Giro, l'entusiasmo riparte dal Basso

La vittoria dell'italiano ci restituisce un uomo, forse un campione, certo tanta passione in più per uno sport che cerca strade nuove.

Nibali, l'uomo nuovo

30/05/2010
Vincenzo Nibali, la sorpresa del Giro.
Vincenzo Nibali, la sorpresa del Giro.

Un po' di maglie rosa, una tappa, un gran buon lavoro, e in salita, a pro del capitano Basso, il terzo posto agganciato alla fine, all'Arena di Verona piena di folla che al ciclismo crede ancora, eccome, e che ha saputo aopplaudire anche lo spagnolo Arroyo, secondo e non nemico di nessuno. Vincenzo Nibali, un giovanotto siciliano di ventisei anni, dovrebbe, potrebbe essere il nostro uomo nuovo. Il problema è che non glielo urlino in troppi.

     Due Giri d'Italia stanieri (Contador spagnolo nel 2008 e Menchov russo nel 2009), più il Tour manco sognato, sembravano avere dimensionato assai il nostro ciclismo, che quest'anno non aveva ancora centrato, prima del Giro, un traguardo importante, una grande cosa.  Nibali doveva fare il Tour e basta, al Giro ha sostituito all'ultimo Pellizzotti, fermato dal passaporto biologico, il che non vuol dire che lui sia colpevole di doping o qualcosa di simile. Poteva, Nibali, correre rilassato, aveva gli alibi regolari, su tutti quello della non preparazione, o della preparazione non ad hoc. Invece ha fatto bene e benissimo, non si è mai lamentato di nulla e di nessuno. È stato onesto senza bisogno di essere anche polemico, come invece sembra che in troppe occasioni sia la regola, sia una necessità. Sembra avere le idee chiare e la testa buona per reggere persino alla grossa celebrità.
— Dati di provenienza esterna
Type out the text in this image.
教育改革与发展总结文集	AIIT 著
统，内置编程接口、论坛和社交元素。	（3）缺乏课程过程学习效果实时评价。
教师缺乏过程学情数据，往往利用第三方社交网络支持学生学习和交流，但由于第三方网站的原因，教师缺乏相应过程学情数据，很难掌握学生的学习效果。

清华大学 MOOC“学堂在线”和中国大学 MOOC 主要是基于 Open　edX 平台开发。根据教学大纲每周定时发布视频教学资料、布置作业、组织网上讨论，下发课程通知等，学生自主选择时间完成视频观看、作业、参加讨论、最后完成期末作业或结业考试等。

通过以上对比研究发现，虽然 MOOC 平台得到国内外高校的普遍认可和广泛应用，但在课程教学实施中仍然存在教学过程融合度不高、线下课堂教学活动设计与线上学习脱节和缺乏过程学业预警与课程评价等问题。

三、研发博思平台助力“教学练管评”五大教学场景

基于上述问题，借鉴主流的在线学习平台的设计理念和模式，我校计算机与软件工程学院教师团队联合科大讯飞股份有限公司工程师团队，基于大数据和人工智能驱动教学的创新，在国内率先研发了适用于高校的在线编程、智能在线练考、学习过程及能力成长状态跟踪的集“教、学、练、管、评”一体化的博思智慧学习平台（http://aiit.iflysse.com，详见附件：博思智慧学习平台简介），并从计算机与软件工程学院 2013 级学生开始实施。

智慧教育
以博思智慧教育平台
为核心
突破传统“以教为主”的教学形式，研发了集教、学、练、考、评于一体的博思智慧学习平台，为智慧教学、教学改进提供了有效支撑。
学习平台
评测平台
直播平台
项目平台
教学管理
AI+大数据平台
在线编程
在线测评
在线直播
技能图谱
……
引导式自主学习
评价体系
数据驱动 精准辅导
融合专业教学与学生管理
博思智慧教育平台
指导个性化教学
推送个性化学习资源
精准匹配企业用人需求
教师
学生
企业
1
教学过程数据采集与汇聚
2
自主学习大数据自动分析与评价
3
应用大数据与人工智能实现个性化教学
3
     Vero che tante, troppe volte nel ciclismo siamo stati smentiti, che il doping ha azzerato nostre previsioni, nostre constatazioni felici. Ma ci sembra che stavolta dovremmo procedere abbastanza tranquilli. E' nato un corridore vero, può nascere un campione autentico. E non solo: ci possiede la benedetta idea ottimistica che ci siano anche altri Nibali per strada, stanno pedalando onestamente, accanitamente ma non maniacalmente, verso la celebrità, fachirescamente ma non masochisticamente, verso il riconoscimento a tutto tondo del loro valore, lasciando dietro le ipotesi di chimica, peccaminosa  (e pericolosa) e facile. Cose insomma da vecchio ciclismo che però, alla faccia degli adoratori dei nuovi idoli, non vuole proprio saperne di morire. Aiutandoci e aiutandosi così, nello sport, a vivere.